A 98-year-old top Nazi war crimes suspect, accused of overseeing
thousands of Jewish deportations during World War II, has been charged
with war crimes in Hungary, prosecutors said.
Laszlo Csatary, who
has been under house arrest since last year, is listed by the Simon
Wiesenthal Center as its most-wanted alleged Nazi war criminal.
The
Nazi-hunting organisation says that Csatary was a senior Hungarian
police officer in charge of the Kosice ghetto, in what is now Slovakia.
"He
is charged with the unlawful execution and torture of people ...
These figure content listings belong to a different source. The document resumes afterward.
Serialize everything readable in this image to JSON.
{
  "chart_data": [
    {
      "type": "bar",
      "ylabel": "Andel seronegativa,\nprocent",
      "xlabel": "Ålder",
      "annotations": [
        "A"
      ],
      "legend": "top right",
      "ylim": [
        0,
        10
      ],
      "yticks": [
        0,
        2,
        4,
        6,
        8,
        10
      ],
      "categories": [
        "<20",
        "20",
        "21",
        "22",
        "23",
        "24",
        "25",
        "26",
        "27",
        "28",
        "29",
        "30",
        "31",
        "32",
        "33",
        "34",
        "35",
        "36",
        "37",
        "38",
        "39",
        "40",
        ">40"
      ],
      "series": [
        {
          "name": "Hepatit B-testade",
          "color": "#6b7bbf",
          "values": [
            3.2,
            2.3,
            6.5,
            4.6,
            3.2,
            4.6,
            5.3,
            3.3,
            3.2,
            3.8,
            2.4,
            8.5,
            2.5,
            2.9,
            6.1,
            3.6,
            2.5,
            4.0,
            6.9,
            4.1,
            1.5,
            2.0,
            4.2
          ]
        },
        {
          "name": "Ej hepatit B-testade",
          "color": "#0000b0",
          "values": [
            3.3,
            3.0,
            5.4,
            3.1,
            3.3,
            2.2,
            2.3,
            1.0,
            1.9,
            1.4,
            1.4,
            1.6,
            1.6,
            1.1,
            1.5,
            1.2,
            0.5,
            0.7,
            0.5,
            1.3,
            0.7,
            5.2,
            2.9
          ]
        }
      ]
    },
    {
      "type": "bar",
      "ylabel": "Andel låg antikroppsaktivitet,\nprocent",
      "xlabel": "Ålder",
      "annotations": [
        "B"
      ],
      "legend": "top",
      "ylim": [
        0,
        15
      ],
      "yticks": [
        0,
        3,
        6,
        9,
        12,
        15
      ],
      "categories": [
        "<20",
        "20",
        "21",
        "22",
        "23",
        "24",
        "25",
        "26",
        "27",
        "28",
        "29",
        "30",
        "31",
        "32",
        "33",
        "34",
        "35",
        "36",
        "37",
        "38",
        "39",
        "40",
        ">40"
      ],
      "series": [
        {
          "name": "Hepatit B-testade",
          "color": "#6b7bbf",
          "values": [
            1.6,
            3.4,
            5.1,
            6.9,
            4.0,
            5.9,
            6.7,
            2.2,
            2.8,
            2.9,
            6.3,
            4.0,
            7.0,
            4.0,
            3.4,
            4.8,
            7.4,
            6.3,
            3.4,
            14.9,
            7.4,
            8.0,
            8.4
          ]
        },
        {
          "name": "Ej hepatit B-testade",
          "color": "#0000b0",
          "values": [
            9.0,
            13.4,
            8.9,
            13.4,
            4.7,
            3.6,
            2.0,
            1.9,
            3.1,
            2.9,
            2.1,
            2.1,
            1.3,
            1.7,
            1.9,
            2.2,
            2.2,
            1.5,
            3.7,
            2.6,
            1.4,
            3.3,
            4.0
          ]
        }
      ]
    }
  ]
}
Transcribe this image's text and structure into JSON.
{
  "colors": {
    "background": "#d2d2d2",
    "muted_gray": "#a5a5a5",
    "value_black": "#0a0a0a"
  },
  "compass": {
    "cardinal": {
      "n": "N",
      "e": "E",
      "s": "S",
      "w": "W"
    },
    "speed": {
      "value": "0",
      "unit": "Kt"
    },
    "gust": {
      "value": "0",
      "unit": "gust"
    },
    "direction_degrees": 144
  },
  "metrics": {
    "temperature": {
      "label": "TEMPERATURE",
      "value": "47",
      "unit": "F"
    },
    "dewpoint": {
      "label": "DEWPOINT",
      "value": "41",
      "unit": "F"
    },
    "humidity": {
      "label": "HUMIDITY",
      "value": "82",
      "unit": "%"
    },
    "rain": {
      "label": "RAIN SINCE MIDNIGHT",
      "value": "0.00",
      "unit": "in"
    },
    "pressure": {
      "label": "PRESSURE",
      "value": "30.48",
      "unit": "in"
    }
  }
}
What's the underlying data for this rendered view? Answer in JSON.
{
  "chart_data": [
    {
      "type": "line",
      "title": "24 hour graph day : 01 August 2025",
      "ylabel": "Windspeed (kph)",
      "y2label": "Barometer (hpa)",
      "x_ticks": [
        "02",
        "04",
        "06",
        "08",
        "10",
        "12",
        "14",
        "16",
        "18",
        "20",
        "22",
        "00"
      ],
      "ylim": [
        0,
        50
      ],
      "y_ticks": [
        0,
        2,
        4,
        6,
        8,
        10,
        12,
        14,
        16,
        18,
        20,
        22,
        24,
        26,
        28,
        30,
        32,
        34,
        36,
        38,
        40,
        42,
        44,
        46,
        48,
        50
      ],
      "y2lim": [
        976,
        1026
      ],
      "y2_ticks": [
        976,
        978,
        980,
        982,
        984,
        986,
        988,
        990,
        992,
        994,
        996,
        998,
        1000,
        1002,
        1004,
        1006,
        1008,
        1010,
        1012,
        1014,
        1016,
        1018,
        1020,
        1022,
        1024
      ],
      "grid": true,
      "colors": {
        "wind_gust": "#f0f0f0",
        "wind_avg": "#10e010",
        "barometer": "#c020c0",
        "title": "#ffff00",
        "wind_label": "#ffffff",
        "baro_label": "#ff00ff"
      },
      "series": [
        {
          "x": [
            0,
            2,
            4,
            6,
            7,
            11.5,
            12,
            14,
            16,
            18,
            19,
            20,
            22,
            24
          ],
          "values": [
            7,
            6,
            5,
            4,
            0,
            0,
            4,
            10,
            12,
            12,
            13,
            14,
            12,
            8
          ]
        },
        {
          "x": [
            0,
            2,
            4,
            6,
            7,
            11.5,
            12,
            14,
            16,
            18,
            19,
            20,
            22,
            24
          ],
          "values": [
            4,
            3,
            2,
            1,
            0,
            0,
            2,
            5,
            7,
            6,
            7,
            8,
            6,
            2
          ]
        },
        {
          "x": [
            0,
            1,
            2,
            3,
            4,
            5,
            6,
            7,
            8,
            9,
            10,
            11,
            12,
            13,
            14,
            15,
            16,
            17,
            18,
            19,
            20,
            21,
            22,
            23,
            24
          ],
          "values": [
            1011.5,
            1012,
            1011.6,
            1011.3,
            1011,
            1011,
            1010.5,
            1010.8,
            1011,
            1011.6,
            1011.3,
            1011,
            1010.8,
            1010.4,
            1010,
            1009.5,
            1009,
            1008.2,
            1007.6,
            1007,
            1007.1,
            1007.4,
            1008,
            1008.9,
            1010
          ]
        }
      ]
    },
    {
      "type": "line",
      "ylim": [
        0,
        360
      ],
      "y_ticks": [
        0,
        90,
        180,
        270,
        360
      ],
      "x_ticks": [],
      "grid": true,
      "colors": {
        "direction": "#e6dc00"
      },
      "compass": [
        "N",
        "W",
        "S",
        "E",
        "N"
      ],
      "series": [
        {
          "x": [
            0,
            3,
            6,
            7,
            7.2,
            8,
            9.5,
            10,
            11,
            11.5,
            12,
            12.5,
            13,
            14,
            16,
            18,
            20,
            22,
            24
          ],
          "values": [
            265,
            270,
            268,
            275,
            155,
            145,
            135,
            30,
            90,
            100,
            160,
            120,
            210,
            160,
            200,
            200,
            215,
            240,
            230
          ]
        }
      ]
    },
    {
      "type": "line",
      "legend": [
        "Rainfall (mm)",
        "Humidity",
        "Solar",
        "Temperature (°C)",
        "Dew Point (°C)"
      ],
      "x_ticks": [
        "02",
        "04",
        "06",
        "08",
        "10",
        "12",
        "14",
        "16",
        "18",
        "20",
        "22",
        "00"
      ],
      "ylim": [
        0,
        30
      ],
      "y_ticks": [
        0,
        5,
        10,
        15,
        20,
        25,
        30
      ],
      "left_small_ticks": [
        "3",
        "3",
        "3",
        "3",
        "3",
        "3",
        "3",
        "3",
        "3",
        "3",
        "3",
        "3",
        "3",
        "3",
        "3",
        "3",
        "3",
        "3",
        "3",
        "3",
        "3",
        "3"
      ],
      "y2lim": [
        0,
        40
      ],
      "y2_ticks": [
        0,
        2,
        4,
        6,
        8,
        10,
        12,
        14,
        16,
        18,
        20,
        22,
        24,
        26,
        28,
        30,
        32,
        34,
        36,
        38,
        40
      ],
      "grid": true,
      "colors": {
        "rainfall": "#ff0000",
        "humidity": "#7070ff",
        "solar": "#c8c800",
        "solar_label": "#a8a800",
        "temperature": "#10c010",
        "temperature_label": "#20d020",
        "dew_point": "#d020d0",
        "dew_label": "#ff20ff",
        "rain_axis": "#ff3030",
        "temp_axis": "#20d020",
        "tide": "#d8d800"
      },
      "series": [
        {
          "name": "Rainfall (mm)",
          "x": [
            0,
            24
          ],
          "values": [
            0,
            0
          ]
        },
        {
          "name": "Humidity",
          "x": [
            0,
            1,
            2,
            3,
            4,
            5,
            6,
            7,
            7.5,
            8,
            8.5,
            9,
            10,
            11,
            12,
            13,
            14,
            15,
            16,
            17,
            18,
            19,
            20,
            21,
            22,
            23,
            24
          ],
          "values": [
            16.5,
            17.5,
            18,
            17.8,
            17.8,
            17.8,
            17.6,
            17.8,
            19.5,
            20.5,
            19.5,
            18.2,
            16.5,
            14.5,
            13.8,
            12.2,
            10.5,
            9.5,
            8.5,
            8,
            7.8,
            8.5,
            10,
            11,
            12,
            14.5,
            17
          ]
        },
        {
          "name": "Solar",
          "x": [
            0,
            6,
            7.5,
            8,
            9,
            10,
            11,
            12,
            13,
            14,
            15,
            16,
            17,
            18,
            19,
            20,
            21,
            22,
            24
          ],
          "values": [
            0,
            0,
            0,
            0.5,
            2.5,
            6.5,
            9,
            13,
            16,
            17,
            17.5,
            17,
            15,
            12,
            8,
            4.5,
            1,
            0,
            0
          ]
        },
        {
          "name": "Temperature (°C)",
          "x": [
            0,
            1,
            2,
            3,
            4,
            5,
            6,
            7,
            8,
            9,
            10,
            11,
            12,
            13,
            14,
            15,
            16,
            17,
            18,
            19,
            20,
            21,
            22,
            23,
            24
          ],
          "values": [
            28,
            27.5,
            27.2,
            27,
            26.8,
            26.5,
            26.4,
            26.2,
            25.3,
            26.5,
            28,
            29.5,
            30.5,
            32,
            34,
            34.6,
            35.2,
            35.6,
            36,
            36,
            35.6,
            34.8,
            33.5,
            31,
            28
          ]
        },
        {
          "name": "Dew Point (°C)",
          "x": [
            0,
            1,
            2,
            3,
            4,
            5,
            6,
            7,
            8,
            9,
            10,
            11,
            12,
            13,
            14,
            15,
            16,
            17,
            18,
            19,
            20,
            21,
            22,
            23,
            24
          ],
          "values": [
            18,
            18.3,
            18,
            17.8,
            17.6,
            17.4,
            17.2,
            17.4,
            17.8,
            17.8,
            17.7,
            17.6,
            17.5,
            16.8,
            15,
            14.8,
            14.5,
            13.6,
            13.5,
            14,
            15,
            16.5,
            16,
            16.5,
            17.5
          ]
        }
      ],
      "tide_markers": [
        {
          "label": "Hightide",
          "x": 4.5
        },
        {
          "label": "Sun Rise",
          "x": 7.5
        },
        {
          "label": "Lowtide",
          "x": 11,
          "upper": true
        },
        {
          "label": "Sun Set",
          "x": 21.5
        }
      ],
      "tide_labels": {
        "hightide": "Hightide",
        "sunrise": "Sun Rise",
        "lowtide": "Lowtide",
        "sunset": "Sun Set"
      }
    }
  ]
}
committing war crimes partly as a perpetrator, partly as an accomplice,"
said Bettina Bagoly, a spokeswoman for the Budapest Chief Prosecutor's
Office.
She said Csatary's case would go to trial within three months.
The
Center says that in his role, Csatary helped organise the deportation
to Ukraine and the Nazi death camp Auschwitz of some 15,700 Jews between
1941 and 1944.
He was sentenced to death in absentia in 1948 by a court in what was then Czechoslovakia.
Csatary,
whose full name is Laszlo Csizsik-Csatary, sometimes spelt
Csizsik-Csatari, was arrested on July 18, 2012 in Budapest on the basis
of information provided by the Wiesenthal Center.
Csatary had fled to Canada after World War II but apparently lived undisturbed in Hungary for about 15 years before his arrest.
At a court hearing last July he denied all the accusations.